Of hij begrijpt dat hij zwijgrecht bezit, vraagt de substituut-officier die met twee agenten, die de oude man hebben binnengebracht, het opsporingsonderzoek leidt: en dat hij recht heeft op een raadsman, een advocaat. ‘Die krijgt u van ons, u hoeft hem niet te betalen als u over onvoldoende middelen beschikt.’ Hij drukt zijn sigaret bestudeerd zorgvuldig uit op een groene bigarreau in een eindje kerststaaf. Het banketbaksel lost langzaam op in de koude, over de rand van het kopje geklotste koffie op het schoteltje dat als taartbordje wordt misbruikt.
‘Nergens voor nodig, ik ga er niet omheen draaien,’ zegt de oude man, ‘maar ik heb het gauw benauwd en u moet me niet opjagen. Ik zal alles vertellen wat u weten wilt.’

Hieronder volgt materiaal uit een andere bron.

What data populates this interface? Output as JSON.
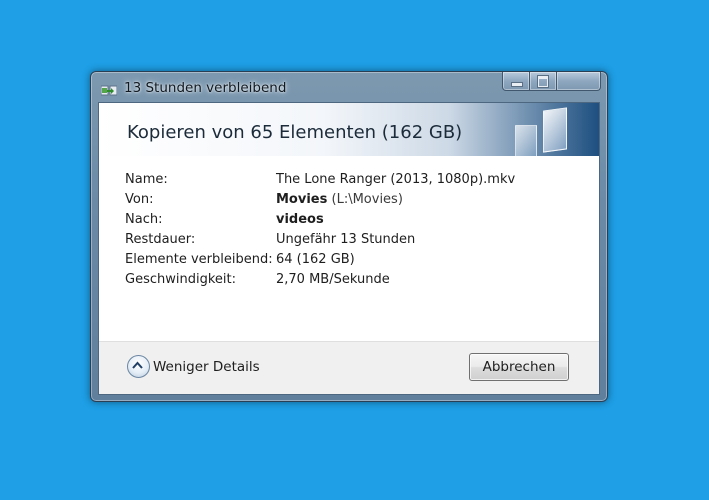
{
  "window": {
    "title": "13 Stunden verbleibend",
    "heading": "Kopieren von 65 Elementen (162 GB)"
  },
  "details": [
    {
      "label": "Name:",
      "value": "The Lone Ranger (2013, 1080p).mkv",
      "bold": "",
      "sub": ""
    },
    {
      "label": "Von:",
      "value": "",
      "bold": "Movies",
      "sub": "(L:\\Movies)"
    },
    {
      "label": "Nach:",
      "value": "",
      "bold": "videos",
      "sub": ""
    },
    {
      "label": "Restdauer:",
      "value": "Ungefähr 13 Stunden",
      "bold": "",
      "sub": ""
    },
    {
      "label": "Elemente verbleibend:",
      "value": "64 (162 GB)",
      "bold": "",
      "sub": ""
    },
    {
      "label": "Geschwindigkeit:",
      "value": "2,70 MB/Sekunde",
      "bold": "",
      "sub": ""
    }
  ],
  "progress": {
    "percent": 0
  },
  "footer": {
    "less_details_label": "Weniger Details",
    "cancel_label": "Abbrechen"
  },
  "icons": {
    "title": "copy-progress-icon",
    "less_details": "chevron-up-circle-icon"
  },
  "colors": {
    "desktop": "#1e9fe6",
    "header_dark": "#1d4f80"
  }
}
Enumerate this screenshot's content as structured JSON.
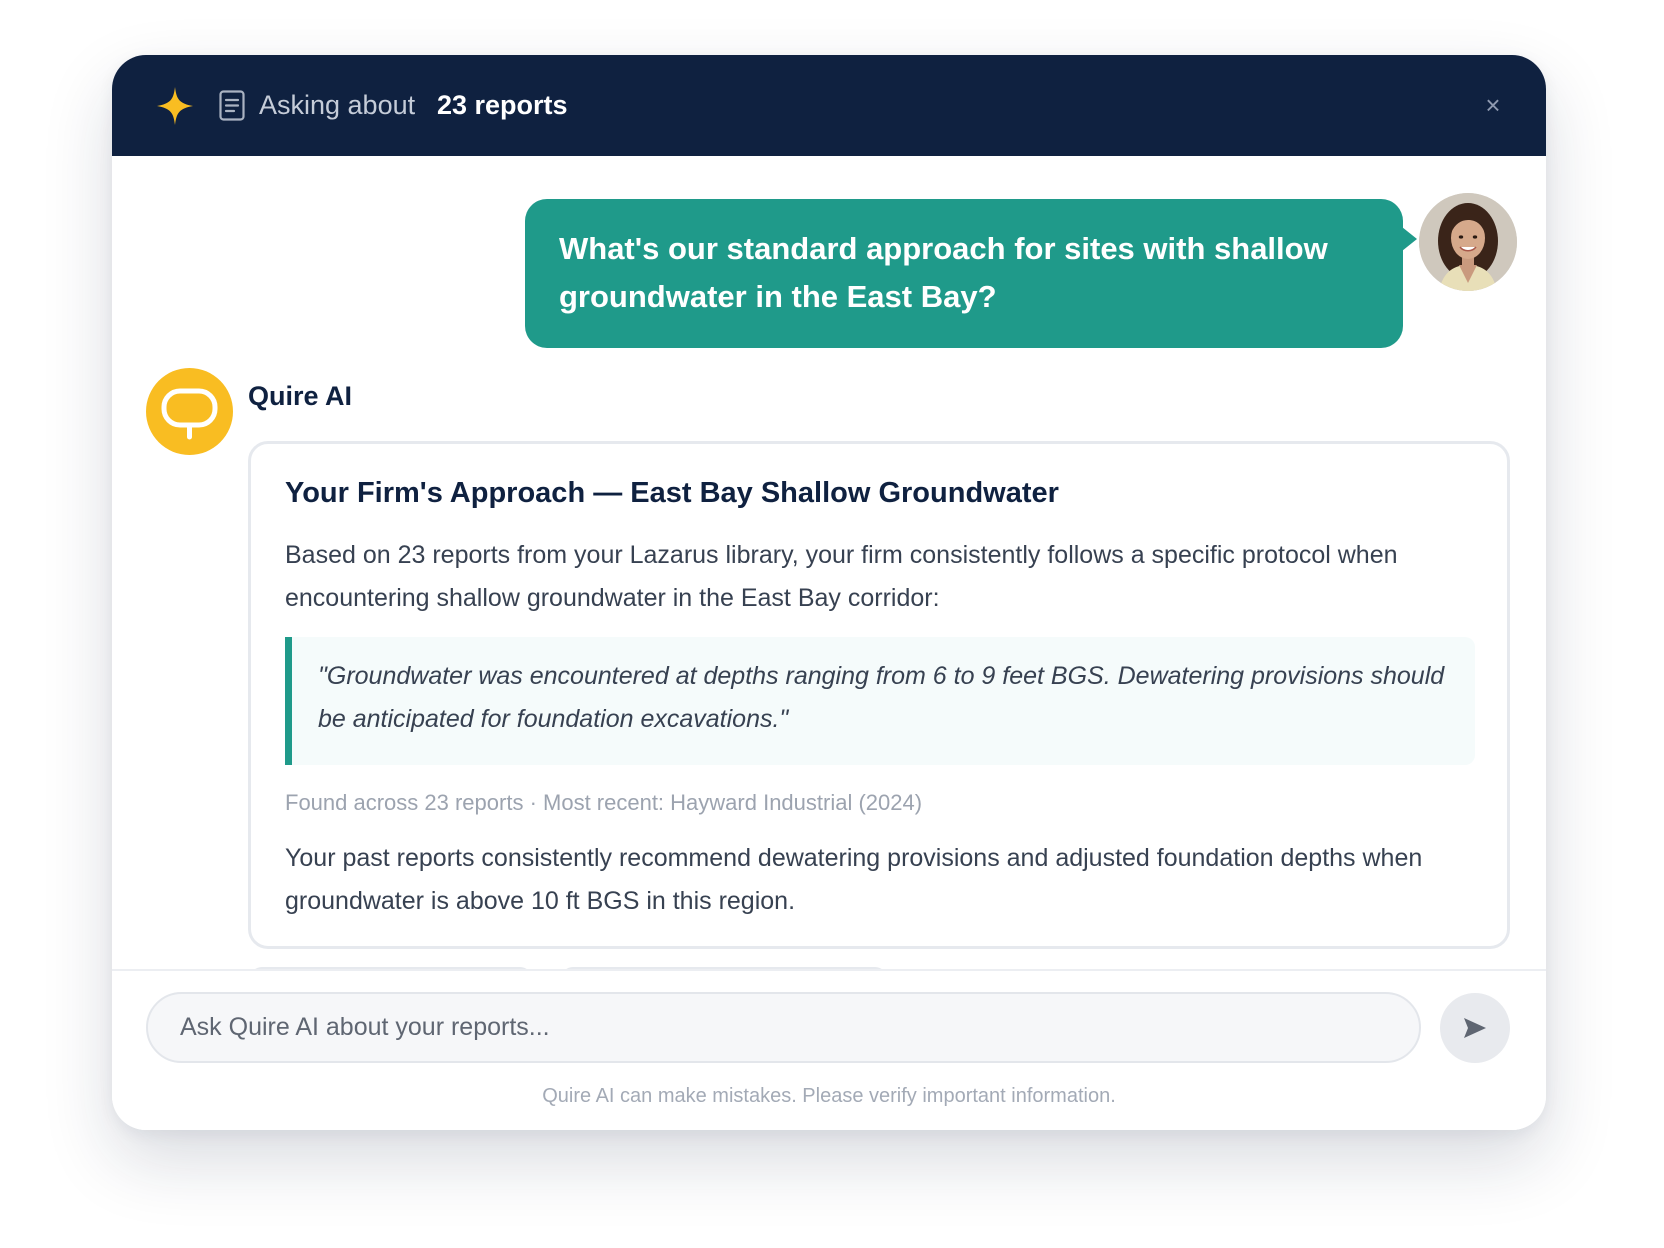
{
  "header": {
    "prefix": "Asking about",
    "count_label": "23 reports",
    "close_glyph": "×",
    "sparkle_icon": "sparkle-icon",
    "doc_icon": "document-icon",
    "accent_color": "#f9bd22",
    "background_color": "#0f2140"
  },
  "conversation": {
    "user_message": "What's our standard approach for sites with shallow groundwater in the East Bay?",
    "user_bubble_color": "#1f9a8a",
    "assistant_name": "Quire AI",
    "assistant_logo_color": "#f9bd22",
    "response": {
      "title": "Your Firm's Approach — East Bay Shallow Groundwater",
      "intro": "Based on 23 reports from your Lazarus library, your firm consistently follows a specific protocol when encountering shallow groundwater in the East Bay corridor:",
      "quote": "\"Groundwater was encountered at depths ranging from 6 to 9 feet BGS. Dewatering provisions should be anticipated for foundation excavations.\"",
      "meta": "Found across 23 reports · Most recent: Hayward Industrial (2024)",
      "summary": "Your past reports consistently recommend dewatering provisions and adjusted foundation depths when groundwater is above 10 ft BGS in this region."
    }
  },
  "composer": {
    "placeholder": "Ask Quire AI about your reports...",
    "value": "",
    "send_icon": "send-icon",
    "disclaimer": "Quire AI can make mistakes. Please verify important information."
  }
}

‘Akkoord,’ zegt de officier en knikt naar de commies-griffier dat hij met zijn proces-verbaal kan beginnen. Hij werkt al een half jaar met hem samen en weet dat hij hoofd- en bijzaken bij het noteren van zo'n eerste verhoor goed van elkaar weet te onderscheiden. ‘Tja, het moet allemaal zijn begonnen,’ zegt de oude man met schorre stem, ‘toen ik op weg naar Hessels, de groenteman - drie straten verderop woont ie -, voor het eerst zo'n wit laken met het woord “gekraakt” erop uit een raam zag flabberen, net een beslagen tong.’ In de volgende twee jaren waren de binnen enkele dagen grauwe en onleesbare lakens verder in de richting van zijn woning opgerukt. Gingen die lakenuithangers op een benedenverdieping of beletage wonen, dan verschenen er meestal bedspiralen achter de ruiten. Soms werden de vensters ook helemaal met planken dichtgespijkerd. Daarop stonden dan teksten met namen gekalkt die hem geen snars zeiden. Bijvoorbeeld: ‘Nanda vrij’, ‘Vogelstruys ons tehuis’ of ‘Jos los’. ‘Nou ja, jullie zullen wel beter begrijpen waar dat allemaal op slaat,’ wendde hij zich tot de vier justitiële ambtenaren in het kleine vertrek. ‘“Trix is niks”, dat wil er bij mij nog wel in.’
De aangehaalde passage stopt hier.